Ils ont fini par apprendre que le Programme pilote d’immigration dans les régions rurales et du Nord pourrait être le bon programme, mais il entrera seulement en vigueur en janvier. D’ici là, leur curé doit refaire une demande de visa de travail.

Le coordonnateur du Réseau de soutien à l’immigration francophone du Nord de l’Ontario, Thomas Mercier, confirme que les projets pilotes permettront de ramener le centre de décision dans les régions. «[... D]ésormais, ce seront les acteurs locaux implantés dans la municipalité qui auront un mot à dire dans la sélection ou non des candidats. Les décideurs connaitront mieux les réalités sur le terrain et pourront mieux évaluer si les candidats et les employeurs répondent aux critères.» À terme, ceci pourrait aider certaines situations plus rares, mais les prêtres ne sont pas sur la liste des emplois prioritaires pour le moment.

Il rappelle que, de manière générale, les règles d’immigration en place, surtout celles reliées à l’emploi, servent à assurer que les immigrants ont de bonnes conditions de travail et ne sont pas exploités. Le Réseau a été témoins des deux extrêmes : un bon candidat refusé pour des formalités et des employeurs qui ont abusé d’un candidat.

Sans vouloir entrer dans les détails afin de ne pas dévoiler d’information privée, le diocèse de Sault-Ste-Marie confirme que, de leur côté, ils ont instauré des procédures afin d’aider les prêtres qui font des demandes de résidence permanente ou de citoyenneté. Chaque cas est unique et complexe; les embuches ne sont pas rares. 

Test de compétences langagières

Des critiques concernant le test de compétence en français ont également émergé de nos discussions avec plus d’un intervenant. Ce test est obligatoire pour tous les demandeurs de résidence permanente; qu’il soit membre de l’Académie française ou résident des États-Unis, note Thomas Mercier. Le gouvernement veut vérifier ses compétences lui-même afin d’éviter toute fraude.

Deux prêtres à qui nous avons parlé ont échoué au test à leur premier essai. L’un a décidé de réessayer de le faire en anglais. L’autre venait tout juste de revenir de Toronto pour son deuxième essai. 

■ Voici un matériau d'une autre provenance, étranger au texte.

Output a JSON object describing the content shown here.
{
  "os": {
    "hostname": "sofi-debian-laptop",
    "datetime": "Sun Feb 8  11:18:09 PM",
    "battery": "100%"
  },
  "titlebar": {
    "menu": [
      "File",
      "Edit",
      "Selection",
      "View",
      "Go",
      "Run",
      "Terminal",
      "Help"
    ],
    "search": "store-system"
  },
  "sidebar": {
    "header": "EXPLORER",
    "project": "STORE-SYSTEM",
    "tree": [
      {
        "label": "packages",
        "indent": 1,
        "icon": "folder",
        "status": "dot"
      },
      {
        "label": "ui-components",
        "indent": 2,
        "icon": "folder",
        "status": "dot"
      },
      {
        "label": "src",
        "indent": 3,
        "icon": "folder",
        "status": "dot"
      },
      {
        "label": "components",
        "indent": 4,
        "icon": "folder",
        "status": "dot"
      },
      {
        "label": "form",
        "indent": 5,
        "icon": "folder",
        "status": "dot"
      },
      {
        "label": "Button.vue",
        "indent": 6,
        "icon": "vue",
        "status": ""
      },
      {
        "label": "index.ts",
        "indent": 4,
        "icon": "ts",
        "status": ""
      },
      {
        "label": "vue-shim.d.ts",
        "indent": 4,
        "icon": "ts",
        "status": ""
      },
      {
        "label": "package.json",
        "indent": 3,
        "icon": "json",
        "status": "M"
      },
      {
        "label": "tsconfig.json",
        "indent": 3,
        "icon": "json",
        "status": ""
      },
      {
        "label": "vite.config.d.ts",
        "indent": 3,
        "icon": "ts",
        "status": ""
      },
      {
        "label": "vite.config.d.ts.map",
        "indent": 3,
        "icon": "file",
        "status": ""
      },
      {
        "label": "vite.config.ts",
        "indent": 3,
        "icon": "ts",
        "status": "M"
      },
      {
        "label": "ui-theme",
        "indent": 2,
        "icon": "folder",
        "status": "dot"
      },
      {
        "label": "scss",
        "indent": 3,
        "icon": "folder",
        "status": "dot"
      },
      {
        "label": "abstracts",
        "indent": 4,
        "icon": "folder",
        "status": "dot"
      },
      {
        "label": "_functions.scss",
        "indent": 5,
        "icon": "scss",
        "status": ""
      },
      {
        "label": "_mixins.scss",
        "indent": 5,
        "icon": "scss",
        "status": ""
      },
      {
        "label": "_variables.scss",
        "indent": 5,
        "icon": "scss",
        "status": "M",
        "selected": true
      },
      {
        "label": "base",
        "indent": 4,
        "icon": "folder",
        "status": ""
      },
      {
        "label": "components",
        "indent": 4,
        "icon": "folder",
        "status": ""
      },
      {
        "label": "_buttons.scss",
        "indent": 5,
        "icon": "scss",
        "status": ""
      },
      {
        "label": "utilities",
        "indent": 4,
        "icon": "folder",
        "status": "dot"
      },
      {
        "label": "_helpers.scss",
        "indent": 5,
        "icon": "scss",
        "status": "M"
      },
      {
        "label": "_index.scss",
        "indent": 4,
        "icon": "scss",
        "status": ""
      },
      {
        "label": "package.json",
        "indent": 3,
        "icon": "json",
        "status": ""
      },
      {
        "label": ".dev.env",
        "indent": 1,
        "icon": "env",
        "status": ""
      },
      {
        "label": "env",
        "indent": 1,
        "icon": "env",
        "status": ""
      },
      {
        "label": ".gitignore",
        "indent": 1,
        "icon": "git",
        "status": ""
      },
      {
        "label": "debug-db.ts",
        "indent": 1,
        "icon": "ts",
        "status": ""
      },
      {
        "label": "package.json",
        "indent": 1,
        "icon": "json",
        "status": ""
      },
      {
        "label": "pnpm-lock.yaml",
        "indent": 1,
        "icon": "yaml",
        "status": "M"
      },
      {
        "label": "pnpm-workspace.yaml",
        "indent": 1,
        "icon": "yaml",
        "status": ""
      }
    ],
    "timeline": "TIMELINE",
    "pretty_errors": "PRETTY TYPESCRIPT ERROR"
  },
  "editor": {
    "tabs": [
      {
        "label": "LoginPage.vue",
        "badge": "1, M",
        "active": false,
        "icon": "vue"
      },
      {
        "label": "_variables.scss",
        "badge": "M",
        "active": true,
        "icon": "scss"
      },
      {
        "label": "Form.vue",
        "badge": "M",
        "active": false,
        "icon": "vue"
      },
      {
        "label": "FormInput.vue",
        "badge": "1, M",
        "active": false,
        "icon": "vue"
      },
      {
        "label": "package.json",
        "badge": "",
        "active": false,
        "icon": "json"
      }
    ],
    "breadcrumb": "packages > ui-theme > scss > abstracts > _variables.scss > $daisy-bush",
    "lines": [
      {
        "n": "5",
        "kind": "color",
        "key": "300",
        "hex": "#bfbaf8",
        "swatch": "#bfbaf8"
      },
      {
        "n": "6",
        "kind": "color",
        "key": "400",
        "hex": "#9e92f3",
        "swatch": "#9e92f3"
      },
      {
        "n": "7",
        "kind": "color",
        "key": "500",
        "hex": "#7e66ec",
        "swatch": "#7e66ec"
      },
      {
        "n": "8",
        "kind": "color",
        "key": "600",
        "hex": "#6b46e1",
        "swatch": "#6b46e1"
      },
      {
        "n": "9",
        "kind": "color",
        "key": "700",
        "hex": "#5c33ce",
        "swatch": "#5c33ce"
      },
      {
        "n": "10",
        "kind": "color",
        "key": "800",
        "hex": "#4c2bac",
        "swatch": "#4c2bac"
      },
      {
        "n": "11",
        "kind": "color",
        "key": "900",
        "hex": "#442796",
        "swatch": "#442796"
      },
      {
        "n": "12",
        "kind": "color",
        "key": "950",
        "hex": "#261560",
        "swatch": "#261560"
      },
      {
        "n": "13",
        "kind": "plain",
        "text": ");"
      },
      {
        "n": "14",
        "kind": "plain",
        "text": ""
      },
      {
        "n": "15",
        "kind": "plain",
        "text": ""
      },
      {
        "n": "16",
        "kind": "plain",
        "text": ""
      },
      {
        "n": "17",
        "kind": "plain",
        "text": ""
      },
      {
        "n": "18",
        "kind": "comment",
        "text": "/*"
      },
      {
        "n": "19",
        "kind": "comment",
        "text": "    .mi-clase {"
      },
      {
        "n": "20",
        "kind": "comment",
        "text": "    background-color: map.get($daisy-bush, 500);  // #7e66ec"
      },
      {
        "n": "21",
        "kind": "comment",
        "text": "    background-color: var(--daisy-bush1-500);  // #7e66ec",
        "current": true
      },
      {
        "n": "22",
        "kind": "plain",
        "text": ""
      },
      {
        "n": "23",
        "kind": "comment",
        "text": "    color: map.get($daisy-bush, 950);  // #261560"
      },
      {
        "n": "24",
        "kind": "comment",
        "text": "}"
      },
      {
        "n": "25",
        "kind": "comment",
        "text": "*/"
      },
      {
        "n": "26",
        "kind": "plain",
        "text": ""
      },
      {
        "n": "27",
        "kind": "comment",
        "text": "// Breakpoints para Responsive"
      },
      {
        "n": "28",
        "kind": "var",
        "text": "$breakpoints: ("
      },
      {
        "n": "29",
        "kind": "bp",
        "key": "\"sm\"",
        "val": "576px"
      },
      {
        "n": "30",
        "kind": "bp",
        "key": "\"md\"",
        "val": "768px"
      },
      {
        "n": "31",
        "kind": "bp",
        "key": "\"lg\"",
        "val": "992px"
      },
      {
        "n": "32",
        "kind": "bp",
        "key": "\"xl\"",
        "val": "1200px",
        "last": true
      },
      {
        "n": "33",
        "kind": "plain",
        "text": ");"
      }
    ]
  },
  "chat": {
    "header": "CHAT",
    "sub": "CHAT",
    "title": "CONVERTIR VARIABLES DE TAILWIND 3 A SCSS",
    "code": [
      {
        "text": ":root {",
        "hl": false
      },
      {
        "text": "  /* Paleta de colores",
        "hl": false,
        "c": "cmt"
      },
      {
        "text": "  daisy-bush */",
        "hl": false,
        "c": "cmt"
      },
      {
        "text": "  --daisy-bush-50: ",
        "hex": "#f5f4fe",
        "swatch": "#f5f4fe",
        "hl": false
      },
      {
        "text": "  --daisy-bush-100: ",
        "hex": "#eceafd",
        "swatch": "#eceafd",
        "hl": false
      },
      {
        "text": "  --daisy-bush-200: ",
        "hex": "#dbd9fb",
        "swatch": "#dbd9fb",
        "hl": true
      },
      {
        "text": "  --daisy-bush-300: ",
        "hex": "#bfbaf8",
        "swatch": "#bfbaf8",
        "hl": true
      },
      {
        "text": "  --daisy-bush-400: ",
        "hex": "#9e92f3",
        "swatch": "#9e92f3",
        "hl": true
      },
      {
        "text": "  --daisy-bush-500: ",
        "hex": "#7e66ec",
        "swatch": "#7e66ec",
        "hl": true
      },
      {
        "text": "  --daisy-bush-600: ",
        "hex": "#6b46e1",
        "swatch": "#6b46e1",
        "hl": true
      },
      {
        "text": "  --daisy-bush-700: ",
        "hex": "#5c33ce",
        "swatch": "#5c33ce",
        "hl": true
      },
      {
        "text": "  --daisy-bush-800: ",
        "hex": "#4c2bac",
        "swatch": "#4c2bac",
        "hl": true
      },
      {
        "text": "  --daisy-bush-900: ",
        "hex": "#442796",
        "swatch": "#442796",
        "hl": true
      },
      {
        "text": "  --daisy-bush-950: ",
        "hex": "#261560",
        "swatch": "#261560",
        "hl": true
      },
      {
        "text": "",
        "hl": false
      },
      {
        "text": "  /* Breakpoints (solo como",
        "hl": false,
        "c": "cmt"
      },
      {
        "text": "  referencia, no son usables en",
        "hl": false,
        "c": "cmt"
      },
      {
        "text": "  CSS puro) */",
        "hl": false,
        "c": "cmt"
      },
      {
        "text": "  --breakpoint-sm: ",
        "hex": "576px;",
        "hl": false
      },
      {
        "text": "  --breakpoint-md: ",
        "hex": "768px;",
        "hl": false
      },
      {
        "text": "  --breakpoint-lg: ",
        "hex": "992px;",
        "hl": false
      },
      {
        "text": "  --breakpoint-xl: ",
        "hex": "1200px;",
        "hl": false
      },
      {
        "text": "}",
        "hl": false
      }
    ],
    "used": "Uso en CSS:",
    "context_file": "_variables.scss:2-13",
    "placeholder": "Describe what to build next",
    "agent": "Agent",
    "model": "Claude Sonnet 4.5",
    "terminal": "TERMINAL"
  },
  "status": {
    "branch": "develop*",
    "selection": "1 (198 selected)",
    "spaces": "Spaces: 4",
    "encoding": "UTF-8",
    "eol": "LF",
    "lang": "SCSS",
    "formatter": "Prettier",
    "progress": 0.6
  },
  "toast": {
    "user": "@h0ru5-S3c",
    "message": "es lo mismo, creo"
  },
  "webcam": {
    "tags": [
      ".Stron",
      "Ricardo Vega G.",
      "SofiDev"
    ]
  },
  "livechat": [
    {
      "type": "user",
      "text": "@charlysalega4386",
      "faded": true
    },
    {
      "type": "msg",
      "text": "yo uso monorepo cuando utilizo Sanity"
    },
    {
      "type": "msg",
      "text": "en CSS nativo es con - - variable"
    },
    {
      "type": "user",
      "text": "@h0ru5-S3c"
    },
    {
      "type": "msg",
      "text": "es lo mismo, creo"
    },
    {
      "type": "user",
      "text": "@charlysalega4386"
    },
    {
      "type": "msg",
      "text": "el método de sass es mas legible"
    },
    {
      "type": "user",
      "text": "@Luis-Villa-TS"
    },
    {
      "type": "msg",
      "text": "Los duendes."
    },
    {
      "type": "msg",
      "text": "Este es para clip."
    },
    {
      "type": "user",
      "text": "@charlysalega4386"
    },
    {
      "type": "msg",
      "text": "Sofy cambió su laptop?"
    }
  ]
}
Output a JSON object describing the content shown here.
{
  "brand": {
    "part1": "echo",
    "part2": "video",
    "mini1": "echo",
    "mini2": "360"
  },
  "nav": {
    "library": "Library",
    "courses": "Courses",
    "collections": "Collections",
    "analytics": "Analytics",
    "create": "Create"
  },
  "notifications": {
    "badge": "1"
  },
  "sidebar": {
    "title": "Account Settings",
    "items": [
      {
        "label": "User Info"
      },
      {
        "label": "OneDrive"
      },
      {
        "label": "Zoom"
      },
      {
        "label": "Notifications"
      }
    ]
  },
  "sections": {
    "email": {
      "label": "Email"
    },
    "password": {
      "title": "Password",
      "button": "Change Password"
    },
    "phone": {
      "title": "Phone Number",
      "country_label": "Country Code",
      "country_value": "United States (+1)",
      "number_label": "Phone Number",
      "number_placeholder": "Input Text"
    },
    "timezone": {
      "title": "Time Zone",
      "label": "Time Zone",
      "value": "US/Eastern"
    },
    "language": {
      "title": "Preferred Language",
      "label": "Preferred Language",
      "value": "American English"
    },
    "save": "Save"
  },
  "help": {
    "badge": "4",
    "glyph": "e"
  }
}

Dans le cas du deuxième, il trouve l’exercice carrément humiliant. Non seulement vient-il d’un pays francophone, mais il a complété une maitrise dans une université francophone du Canada. Il se demande s’il n’y aurait pas une façon de reconnaitre les compétences langagières d’un candidat au moins à partir d’un diplôme obtenu au pays.

Il n’a pas trouvé les questions particulièrement difficiles, mais la limite de temps et le stress imposés par le format lui ont fait échouer son premier essai, croit-il.

Thomas Mercier du Réseau du Nord a entendu les deux avis : «J’ai déjà eu vent de personnes qui auraient de la difficulté avec le test, mais j’ai également reçu plusieurs avis comme quoi le niveau était très de base et que le test n’était qu’une formalité».

Cependant, ces tests sont encore seulement offerts à Ottawa et Toronto et le demandeur doit débourser de l’argent — 440 $ pour chaque essai selon un de nos intervenants — en plus de son déplacement. 

«Sur le terrain dans le Nord de l’Ontario, nous travaillons notamment à ce que des tests de langue soient disponibles localement dans le Nord de l’Ontario grâce à des partenaires présents dans la région», fait savoir M. Mercier.